Beautiful Boy and Boy Erased have both won praise for their central performances and affecting stories about young people facing overwhelming hardships. Neither film presents its main character’s journey as easy, but that only makes them feel even more poignant and true to life.

For the genre lovers… Widows

12 Years a Slave director Steve McQueen brings his singular eye to pure genre territory in Widows (Nov. 16), infusing the slick thrills of a classic ’70s heist picture with the modern politics of race, gender and urban income inequality. Three women lose their husbands in a criminal heist gone wrong, and when the crime lord their husbands stole from comes calling, looking for the money, the widows decide to pull off a dangerous heist of their own.

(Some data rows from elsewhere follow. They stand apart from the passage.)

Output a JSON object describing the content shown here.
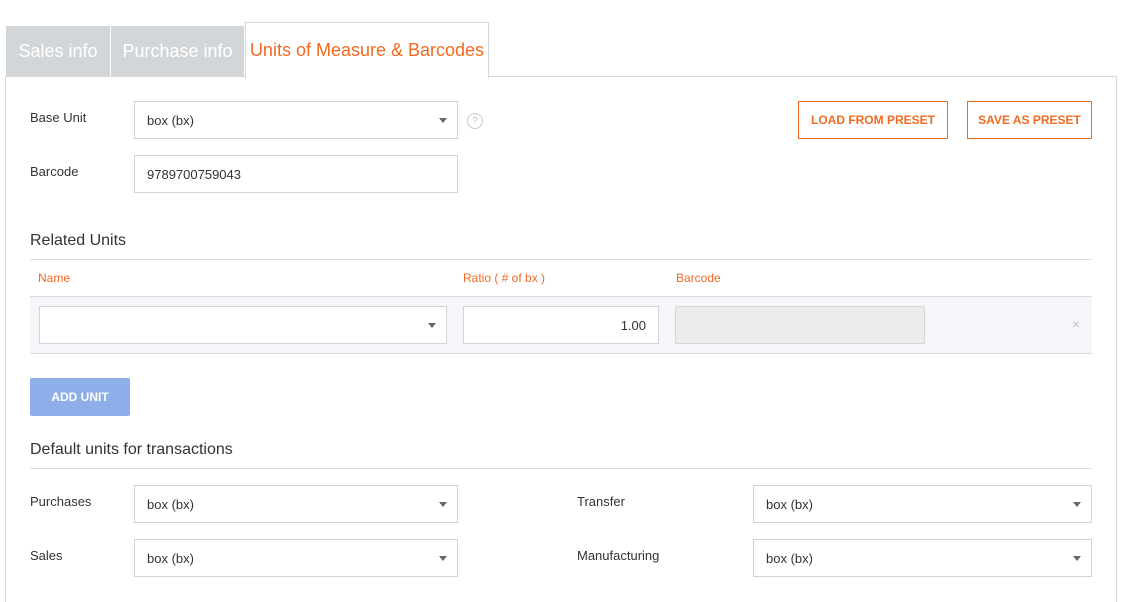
{
  "tabs": [
    {
      "label": "Sales info"
    },
    {
      "label": "Purchase info"
    },
    {
      "label": "Units of Measure & Barcodes"
    }
  ],
  "base_unit": {
    "label": "Base Unit",
    "value": "box (bx)",
    "help": "?"
  },
  "barcode": {
    "label": "Barcode",
    "value": "9789700759043"
  },
  "buttons": {
    "load_preset": "LOAD FROM PRESET",
    "save_preset": "SAVE AS PRESET",
    "add_unit": "ADD UNIT"
  },
  "related_units": {
    "title": "Related Units",
    "columns": [
      "Name",
      "Ratio ( # of bx )",
      "Barcode"
    ],
    "rows": [
      {
        "name": "",
        "ratio": "1.00",
        "barcode": ""
      }
    ],
    "remove_glyph": "×"
  },
  "defaults": {
    "title": "Default units for transactions",
    "purchases": {
      "label": "Purchases",
      "value": "box (bx)"
    },
    "sales": {
      "label": "Sales",
      "value": "box (bx)"
    },
    "transfer": {
      "label": "Transfer",
      "value": "box (bx)"
    },
    "manufacturing": {
      "label": "Manufacturing",
      "value": "box (bx)"
    }
  },
  "colors": {
    "accent": "#f16a21",
    "add_button": "#8daee9",
    "tab_inactive": "#d3d6d9"
  }
}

Viola Davis leads the cast of Widows, which also includes Michelle Rodriguez and Elizabeth Debicki as the two other widowed women taking part in the heist, Cynthia Erivo as a handy babysitter who helps them out, Brian Tyree Henry and Daniel Kaluuya as the crooks they’re indebted to, and Colin Farrell and Robert Duvall as a corrupt father-and-son local political dynasty. Inspired by an ’80s British TV series from McQueen’s youth and co-written by McQueen and crime-fic visionary Gillian Flynn, Widows might not have the same sort of glossy veneer as other awards fare, but there’s no denying this project’s pedigree.

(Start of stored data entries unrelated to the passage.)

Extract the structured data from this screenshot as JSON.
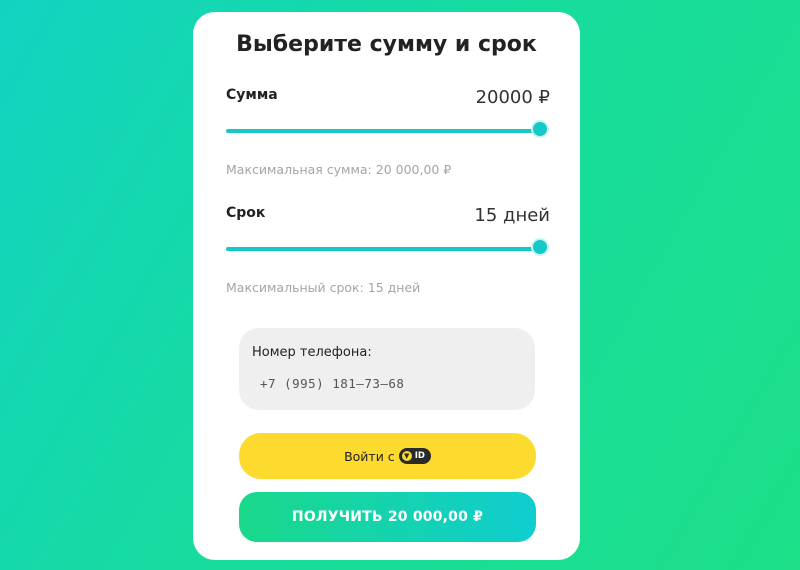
{
  "form": {
    "title": "Выберите сумму и срок",
    "amount": {
      "label": "Сумма",
      "value": "20000 ₽",
      "hint": "Максимальная сумма: 20 000,00 ₽",
      "slider_fraction": 1.0
    },
    "term": {
      "label": "Срок",
      "value": "15 дней",
      "hint": "Максимальный срок: 15 дней",
      "slider_fraction": 1.0
    },
    "phone": {
      "label": "Номер телефона:",
      "value": "+7 (995) 181–73–68"
    },
    "login_button": {
      "label": "Войти с",
      "badge_text": "ID",
      "badge_icon": "shield-icon"
    },
    "submit_button": {
      "label": "ПОЛУЧИТЬ 20 000,00 ₽"
    }
  },
  "colors": {
    "accent": "#15c9c9",
    "login_button": "#fddb2e",
    "submit_gradient_start": "#19d98a",
    "submit_gradient_end": "#10cdd0",
    "background_gradient_start": "#12d3c2",
    "background_gradient_end": "#1ddf88"
  }
}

For the politics junkies... The Front Runner and Vice

Given the current political climate, it’s not surprising that stories about the ballot box would come to the box office. In Jason Reitman’s The Front Runner (Nov. 6), Hugh Jackman stars as former Sen. Gary Hart, who in 1988 ran in the Democratic Party primary for president only to be taken down by a scandal over an extramarital affair. (Remember when that was enough to derail someone’s political career?)

Meanwhile, The Big Short director Adam McKay is also back with Vice (Dec. 25), a biopic about Dick Cheney starring a fully transformed Christian Bale, who put on weight — and a bald cap, of course — for the role. While Vice (which also stars Sam Rockwell as George W. Bush, Amy Adams as Lynne Cheney and Steve Carell as Donald Rumsfeld) promises to be a more comedic take on recent American political history, both films appear designed to draw parallels from the past to our present moment. Expect plenty of thinkpieces drawing comparisons to the #MeToo movement and, well, any number of Trump-related policies and scandals.

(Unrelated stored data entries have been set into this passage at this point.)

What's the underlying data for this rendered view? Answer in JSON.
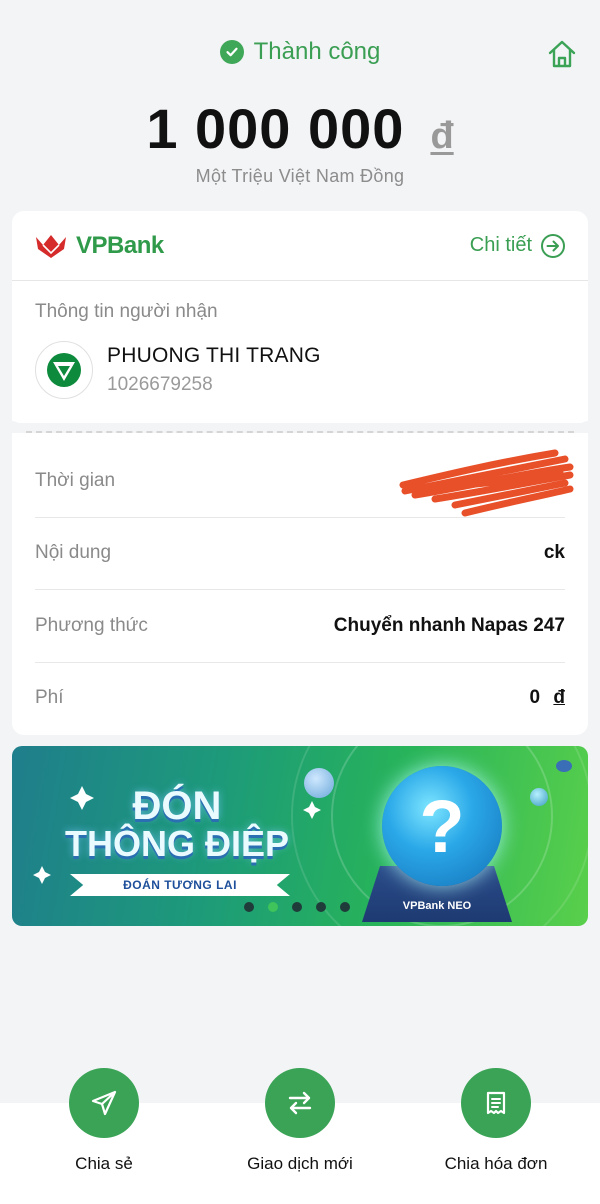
{
  "header": {
    "status_text": "Thành công",
    "amount": "1 000 000",
    "currency": "đ",
    "amount_words": "Một Triệu Việt Nam Đồng"
  },
  "card": {
    "bank_name": "VPBank",
    "detail_link": "Chi tiết",
    "recipient_label": "Thông tin người nhận",
    "recipient_name": "PHUONG THI TRANG",
    "recipient_account": "1026679258",
    "rows": [
      {
        "label": "Thời gian",
        "value": ""
      },
      {
        "label": "Nội dung",
        "value": "ck"
      },
      {
        "label": "Phương thức",
        "value": "Chuyển nhanh Napas 247"
      },
      {
        "label": "Phí",
        "value": "0",
        "currency": "đ"
      }
    ]
  },
  "banner": {
    "title_line1": "ĐÓN",
    "title_line2": "THÔNG ĐIỆP",
    "ribbon": "ĐOÁN TƯƠNG LAI",
    "brand": "VPBank NEO",
    "orb_symbol": "?",
    "dots": 5,
    "active_dot": 1
  },
  "actions": [
    {
      "label": "Chia sẻ",
      "icon": "send-icon"
    },
    {
      "label": "Giao dịch mới",
      "icon": "swap-icon"
    },
    {
      "label": "Chia hóa đơn",
      "icon": "bill-icon"
    }
  ],
  "colors": {
    "primary": "#3aa356",
    "background": "#f3f4f6",
    "redaction": "#e8502a"
  }
}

For the people who need a pick-me-up in the Trump era… Green Book

Green Book (Nov. 21) has been talked about as a reverse-Driving Miss Daisy, but judging by its critical reception and People’s Choice Award win at the Toronto International Film Festival, the film offers a far more compelling, nuanced and powerful take on race relations. The film tells the true-life story of Jamaican-American classical pianist Don Shirley, played by Mahershala Ali, and his driver Tony Lip, played by Viggo Mortensen, as they go on tour in the segregated Deep South in the 1960s. Peter Farrelly — yes, of the Farrelly Brothers fame — directs, turning in a story that’s, by all accounts, funny, sweet and an emotional exploration of racism in America.

For fans nostalgic for lush, 20th-century romance… If Beale Street Could Talk

Moonlight director Barry Jenkins returns to the big screen with his sumptuous and devastating adaptation of James Baldwin’s classic 1974 novel If Beale Street Could Talk (Nov. 30). The film, set in ‘70s Harlem, stars KiKi Layne as Tish, whose lover, Fonny, played by Stephen James, is imprisoned over a false rape accusation. But far from focusing simply on the oppression its characters face, Beale Street is a celebration — of the vibrancy of black life in Harlem, the warm embrace of family, and the power of love to get people through the most difficult times. With its beautiful, earthy cinematography, and its incredible score, Jenkins, who was working on the script for Beale Street at the same time he was writing 2016’s Moonlight, brings Baldwin’s humanistic prose to life with no small amount of romance and heartache.

For the foreign film lovers... Roma

Mexican director Alfonso Cuarón returns with another opus, but he’s parlayed his huge success with 2013’s Gravity into something completely different. Roma (Dec. 14 in theaters and on Netflix) is a black-and-white semi-autobiographical epic set in 1970s Mexico City. The film garnered wide acclaim at TIFF and the Venice Film Festival, so much so that Netflix may be looking at their first ever Best Picture nominee.

Roma follows Cleo, played beautifully by newcomer Yalitza Aparicio, a live-in maid for an upper-middle-class family slowly being torn apart by the patriarch’s infidelity. Set against the backdrop of class conflict in the streets, and shot on a wide digital 65mm format, Roma examines the complicated relationship between Cleo and the family she works for, rendered with both the quiet intimacy and immense grandeur encapsulated by a single life.